<< Poésie d'un jour
Image: G.AdC
Maudit soit l’ange qui lutte avec le vent comme s’il pouvait
l’emporter, d’un coup d’épaule le faire passer par-dessus bord,
et qui entraîne le ciel dans sa chute, dans son chavirement. Il
arrache sa chemise et pour se dégager des bras qui l’entourent,
Il renonce à la chaleur, à la lumière qui l’emplit de rage et de
terreur. Et la nuit aussitôt, elle roule avec lui sur l’esplanade,
tissu déchiré, tel un morceau de bravoure, bleu sanglant. Il
brandit le poing au ciel, à la lune masquée, déplacée par le coup
de vent, neige annoncée, nuit tombée. Maudit soit l’homme
qu’une main posée sur la main fait trembler et vaciller. Du
lutteur, le cuir lacéré de la tunique, les battements du cœur fêlé
de marbre, et s’engouffrant dans la faille, les pierres jetées, tout
le jour, toute la nuit démontée.
Quand les a-t-on vus pour la dernière fois ceux qu’un souffle
léger avait emporté ? Ceux qui avaient quitté la place, la
chambre en terrible désordre, linge remué et fouillé comme si
la terre avait tremblé et englouti le dernier et seul visage ?

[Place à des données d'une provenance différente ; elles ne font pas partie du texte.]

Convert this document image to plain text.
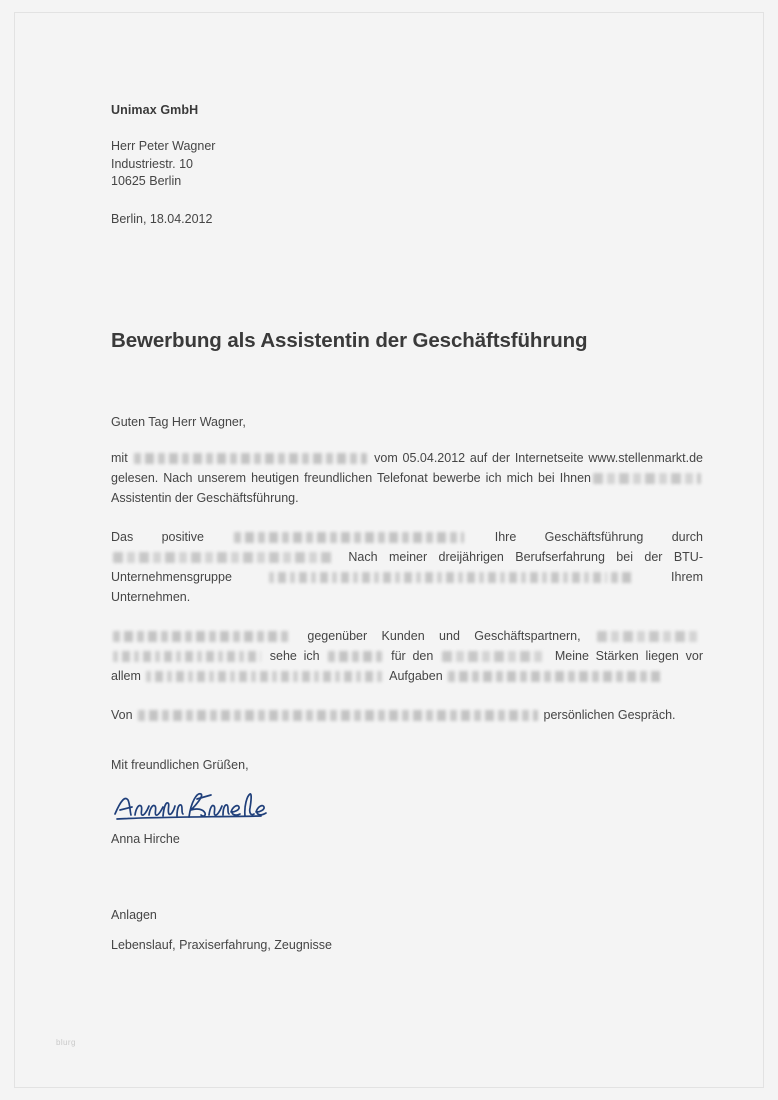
Unimax GmbH
Herr Peter Wagner
Industriestr. 10
10625 Berlin
Berlin, 18.04.2012
Bewerbung als Assistentin der Geschäftsführung
Guten Tag Herr Wagner,
mit	vom 05.04.2012 auf der Internetseite www.stellenmarkt.de gelesen. Nach unserem heutigen freundlichen Telefonat bewerbe ich mich bei Ihnen Assistentin der Geschäftsführung.
Das positive	Ihre Geschäftsführung durch  Nach meiner dreijährigen Berufserfahrung bei der BTU-Unternehmensgruppe	Ihrem Unternehmen.
gegenüber Kunden und Geschäftspartnern,  sehe ich	für den	Meine Stärken liegen vor allem	Aufgaben
Von	persönlichen Gespräch.
Mit freundlichen Grüßen,
Anna Hirche
Anlagen
Lebenslauf, Praxiserfahrung, Zeugnisse
blurg
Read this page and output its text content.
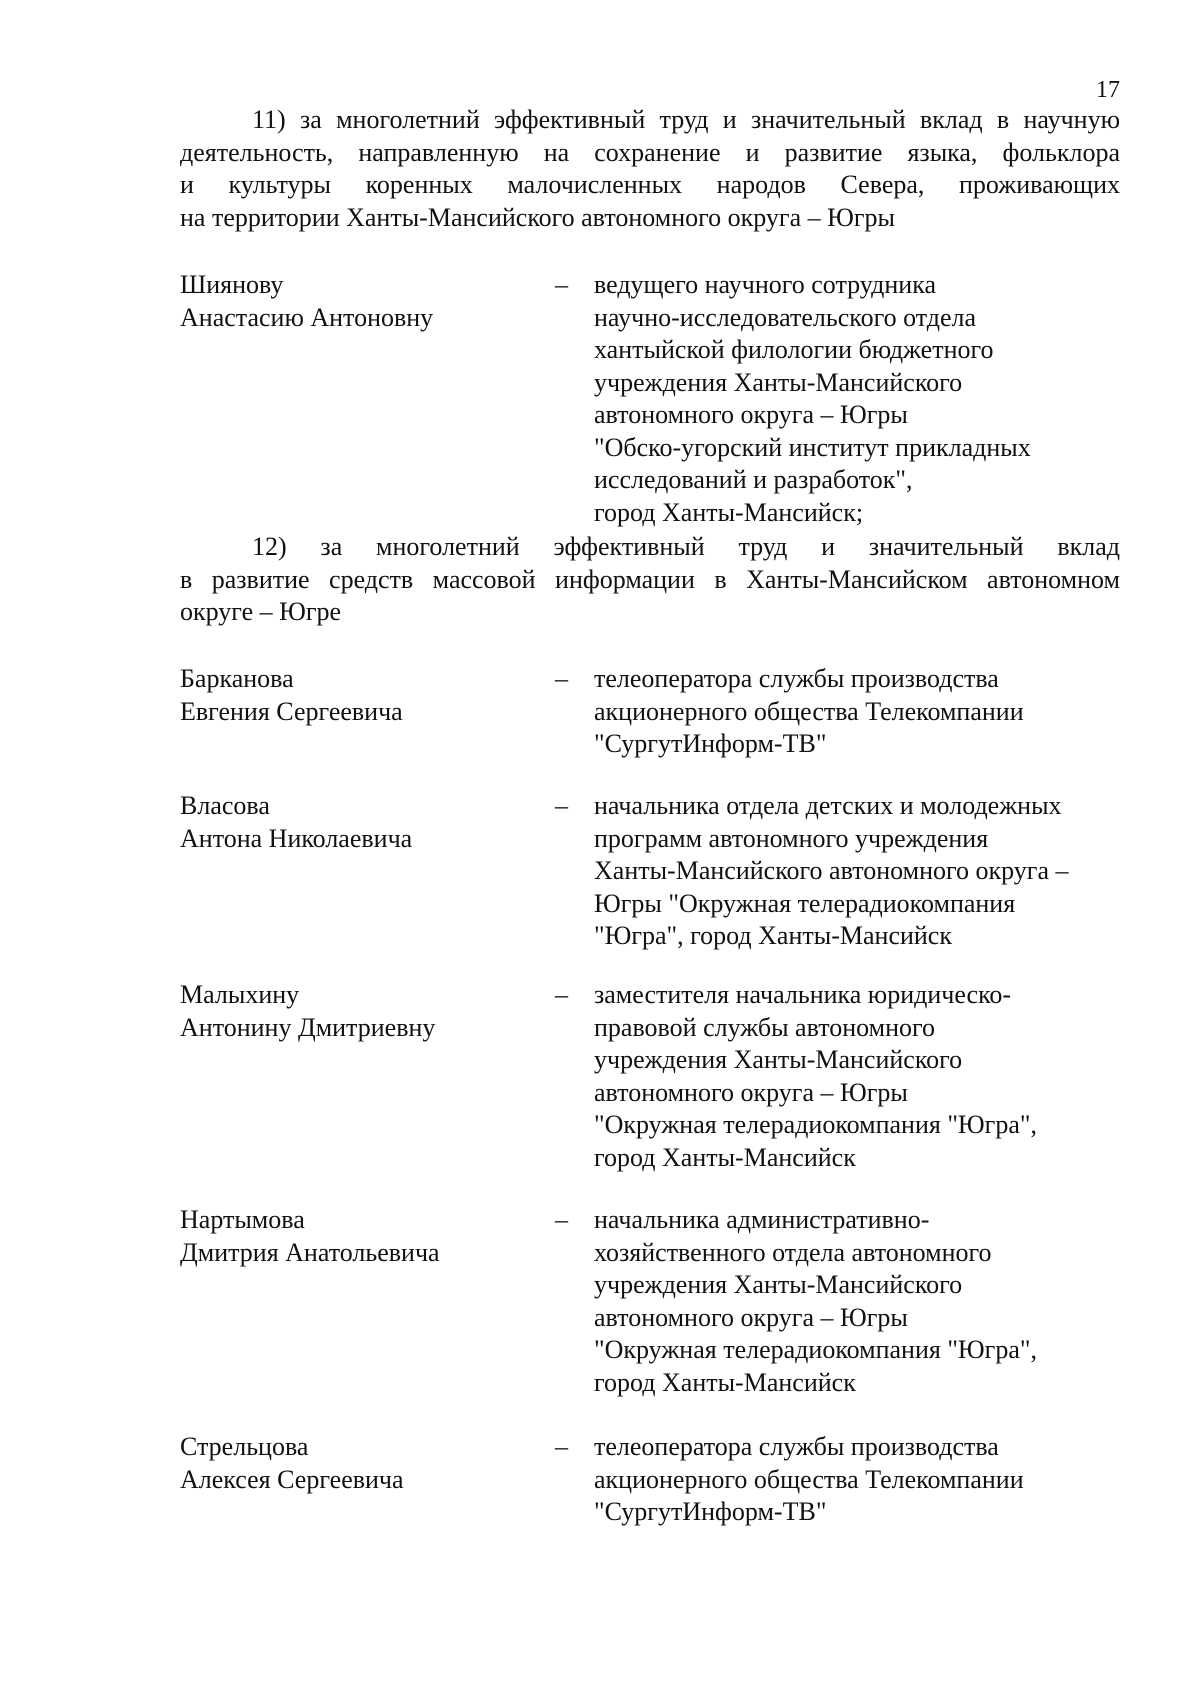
17
11) за многолетний эффективный труд и значительный вклад в научную
деятельность, направленную на сохранение и развитие языка, фольклора
и культуры коренных малочисленных народов Севера, проживающих
на территории Ханты-Мансийского автономного округа – Югры
Шиянову
Анастасию Антоновну
–	ведущего научного сотрудника
научно-исследовательского отдела
хантыйской филологии бюджетного
учреждения Ханты-Мансийского
автономного округа – Югры
"Обско-угорский институт прикладных
исследований и разработок",
город Ханты-Мансийск;
12) за многолетний эффективный труд и значительный вклад
в развитие средств массовой информации в Ханты-Мансийском автономном
округе – Югре
Барканова
Евгения Сергеевича
–	телеоператора службы производства
акционерного общества Телекомпании
"СургутИнформ-ТВ"
Власова
Антона Николаевича
–	начальника отдела детских и молодежных
программ автономного учреждения
Ханты-Мансийского автономного округа –
Югры "Окружная телерадиокомпания
"Югра", город Ханты-Мансийск
Малыхину
Антонину Дмитриевну
–	заместителя начальника юридическо-
правовой службы автономного
учреждения Ханты-Мансийского
автономного округа – Югры
"Окружная телерадиокомпания "Югра",
город Ханты-Мансийск
Нартымова
Дмитрия Анатольевича
–	начальника административно-
хозяйственного отдела автономного
учреждения Ханты-Мансийского
автономного округа – Югры
"Окружная телерадиокомпания "Югра",
город Ханты-Мансийск
Стрельцова
Алексея Сергеевича
–	телеоператора службы производства
акционерного общества Телекомпании
"СургутИнформ-ТВ"
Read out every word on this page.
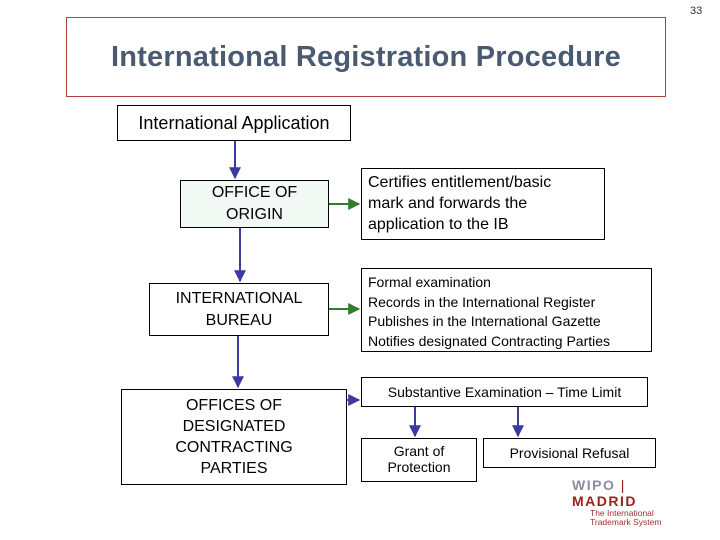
33
International Registration Procedure
International Application
OFFICE OF
ORIGIN
INTERNATIONAL
BUREAU
OFFICES OF
DESIGNATED
CONTRACTING
PARTIES
Certifies entitlement/basic
mark and forwards the
application to the IB
Formal examination
Records in the International Register
Publishes in the International Gazette
Notifies designated Contracting Parties
Substantive Examination – Time Limit
Grant of
Protection
Provisional Refusal
WIPO | MADRID
The International
Trademark System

Quand avaient-ils passé la porte, et disparu au coin de la rue en
remontant le col de leur manteau et pressant le pas pour que
s’efface l’empreinte, la trace des doigts qui un instant les
avaient retenus ? À quel moment avaient-ils frappé dans leurs
mains pour que s’envolent l’oiseau demeuré sur la branche du
saule ? À quel moment la frayeur bleue de la mésange ? À quel
moment avaient-ils marché sur l’esplanade comme au jardin
suspendu ? À quel moment avaient-ils paru voler et s’être
perdus entre ciel et océan ? Quand les avait-on appelés d’un
nom qui déjà n’était plus le leur ? Dans quelle chambre ? Au
seuil de quelle prison, en vue de quel désert des fleurs ?
Anita J. Laulla, Les anges ne sont pas des anges, L’Atelier de l’agneau 2023, pp.24,25.